Robert Sklar was a pioneer in the development of the modern fields of film and media studies, and a beloved teacher, mentor, and colleague in the Department of Cinema Studies. He led countless courses on the history of American Cinema and trained generations of film historians through his caring and disciplined guidance.
The permanent endowed fund began awarding Robert Sklar Memorial Scholarships in 2013 to undergraduate recipients in the Cinema Studies Department and graduate recipients in the Moving Image Archiving & Preservation Program.
For more information about how you can make a fully tax-deductible gift in support of the Robert Sklar Memorial Scholarship, please visit the links below.
Clips from Interview with Robert Sklar for "These Amazing Shadows" (Mariano & Norton,2011)

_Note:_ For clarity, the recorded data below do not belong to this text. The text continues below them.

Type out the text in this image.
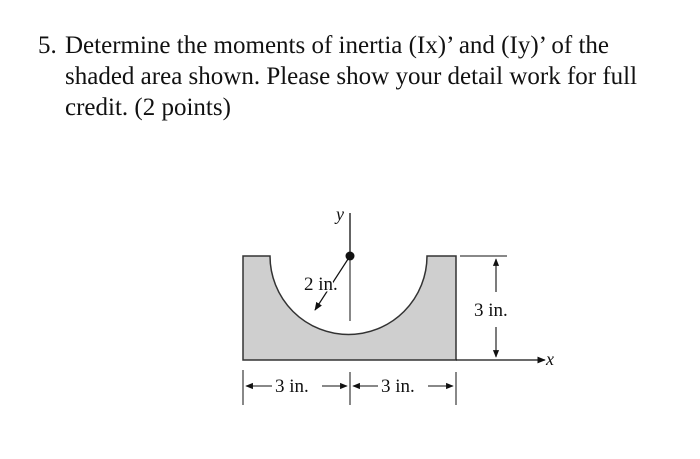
5. Determine the moments of inertia (Ix)’ and (Iy)’ of the
shaded area shown. Please show your detail work for full
credit. (2 points)
y
2 in.
x
3 in.
3 in.	3 in.
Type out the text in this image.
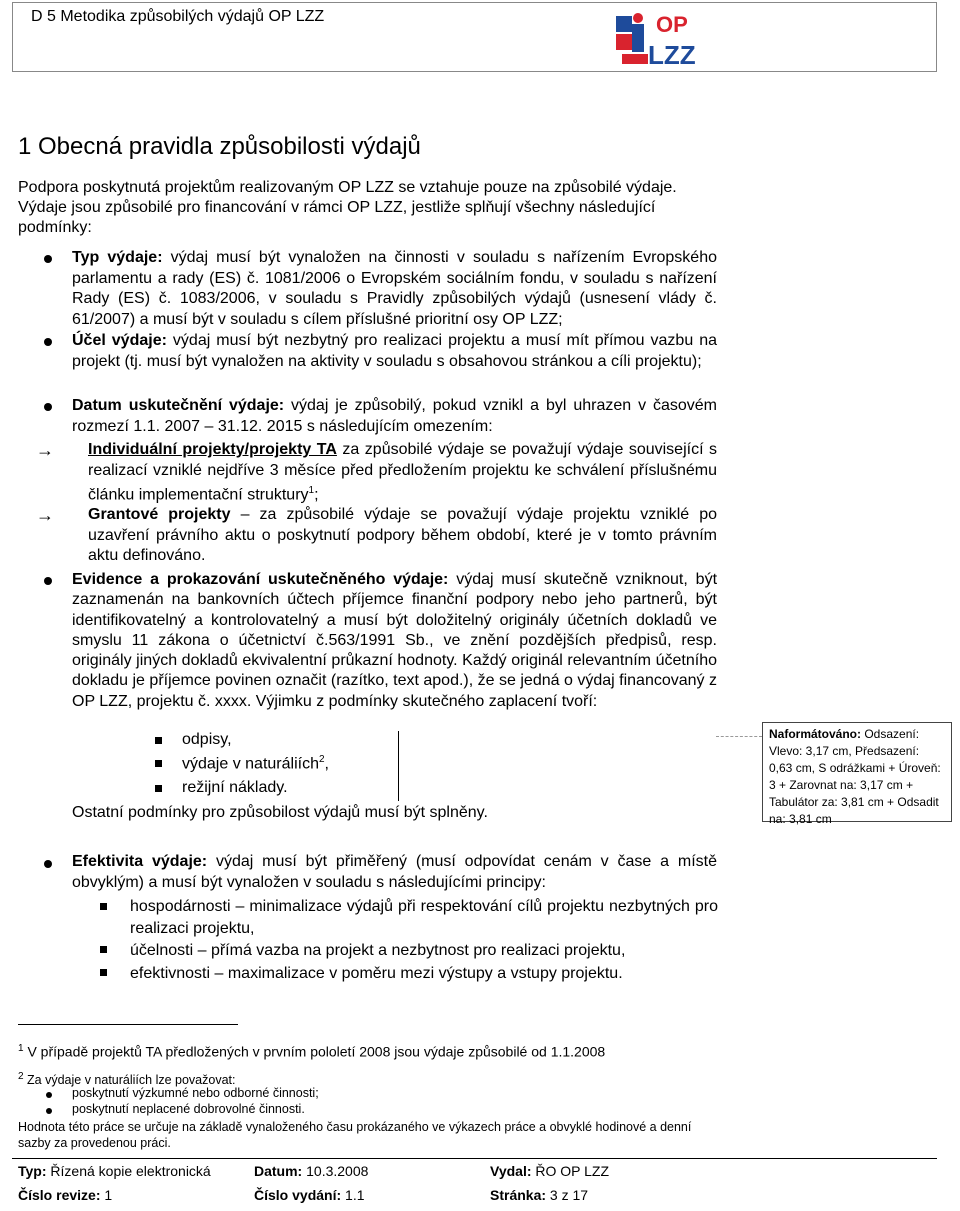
D 5 Metodika způsobilých výdajů OP LZZ	OP
LZZ
1 Obecná pravidla způsobilosti výdajů
Podpora poskytnutá projektům realizovaným OP LZZ se vztahuje pouze na způsobilé výdaje.
Výdaje jsou způsobilé pro financování v rámci OP LZZ, jestliže splňují všechny následující
podmínky:
Typ výdaje: výdaj musí být vynaložen na činnosti v souladu s nařízením Evropského parlamentu a rady (ES) č. 1081/2006 o Evropském sociálním fondu, v souladu s nařízení Rady (ES) č. 1083/2006, v souladu s Pravidly způsobilých výdajů (usnesení vlády č. 61/2007) a musí být v souladu s cílem příslušné prioritní osy OP LZZ;
Účel výdaje: výdaj musí být nezbytný pro realizaci projektu a musí mít přímou vazbu na projekt (tj. musí být vynaložen na aktivity v souladu s obsahovou stránkou a cíli projektu);
Datum uskutečnění výdaje: výdaj je způsobilý, pokud vznikl a byl uhrazen v časovém rozmezí 1.1. 2007 – 31.12. 2015 s následujícím omezením:
→ Individuální projekty/projekty TA za způsobilé výdaje se považují výdaje související s realizací vzniklé nejdříve 3 měsíce před předložením projektu ke schválení příslušnému článku implementační struktury$^1$;
→ Grantové projekty – za způsobilé výdaje se považují výdaje projektu vzniklé po uzavření právního aktu o poskytnutí podpory během období, které je v tomto právním aktu definováno.
Evidence a prokazování uskutečněného výdaje: výdaj musí skutečně vzniknout, být zaznamenán na bankovních účtech příjemce finanční podpory nebo jeho partnerů, být identifikovatelný a kontrolovatelný a musí být doložitelný originály účetních dokladů ve smyslu 11 zákona o účetnictví č.563/1991 Sb., ve znění pozdějších předpisů, resp. originály jiných dokladů ekvivalentní průkazní hodnoty. Každý originál relevantním účetního dokladu je příjemce povinen označit (razítko, text apod.), že se jedná o výdaj financovaný z OP LZZ, projektu č. xxxx. Výjimku z podmínky skutečného zaplacení tvoří:
odpisy,
výdaje v naturáliích$^2$,
režijní náklady.
Ostatní podmínky pro způsobilost výdajů musí být splněny.
Naformátováno: Odsazení: Vlevo: 3,17 cm, Předsazení: 0,63 cm, S odrážkami + Úroveň: 3 + Zarovnat na: 3,17 cm + Tabulátor za: 3,81 cm + Odsadit na: 3,81 cm
Efektivita výdaje: výdaj musí být přiměřený (musí odpovídat cenám v čase a místě obvyklým) a musí být vynaložen v souladu s následujícími principy:
hospodárnosti – minimalizace výdajů při respektování cílů projektu nezbytných pro realizaci projektu,
účelnosti – přímá vazba na projekt a nezbytnost pro realizaci projektu,
efektivnosti – maximalizace v poměru mezi výstupy a vstupy projektu.
$^1$ V případě projektů TA předložených v prvním pololetí 2008 jsou výdaje způsobilé od 1.1.2008
$^2$ Za výdaje v naturáliích lze považovat:
poskytnutí výzkumné nebo odborné činnosti;
poskytnutí neplacené dobrovolné činnosti.
Hodnota této práce se určuje na základě vynaloženého času prokázaného ve výkazech práce a obvyklé hodinové a denní sazby za provedenou práci.
Typ: Řízená kopie elektronická	Datum: 10.3.2008	Vydal: ŘO OP LZZ
Číslo revize: 1	Číslo vydání: 1.1	Stránka: 3 z 17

Robert Sklar began his academic career as a scholar of F. Scott Fitzgerald and his age, earning a Ph.D. in the history of American civilization from Harvard in 1965. It was to our field's good fortune that he subsequently turned to the study of American film and television history, where he brought an historian’s breadth and insight to understanding the social forces that shape the emergence and transformation of media long before “cultural studies” as a field was invented. His seminal work, Movie-Made America: A Cultural History of American Movies (1975), set a standard for historical scholarship in the field that inspires each generation of film scholars anew.
In the 1960s, Professor Sklar worked as a journalist for the Los Angeles Times and he always sought a broader public for his thinking and writing. He consistently engaged with that broader public not only in the clarity and verve of his scholarship but through his journalism for national newspapers like The New York Times and The Boston Globe, and as film critic for the weekly newspaper Forward and the film magazine Cineaste. He also served on the selection committee of the New York Film Festival and his extensive viewing experience of world cinema was distilled in the popular and prize-winning, book Film: An International History (1993).
Professor Sklar assumed a leading role in the development of the modern fields of Cinema and Media Studies. He was an important advocate for film preservation through his position on the National Film Preservation Board and by helping to establish our Moving Image Archiving and Preservation Program. Throughout his thirty plus years of service to the Department, Professor Sklar was a beloved teacher, mentor, and colleague who led countless courses on the history of American Cinema and trained generations of film historians through his caring and disciplined guidance. Professor Sklar is sorely missed, but he remains with us through our fond memories of his kindness, his dry sense of humor, his wise counsel, and, of course, through his eloquent writings.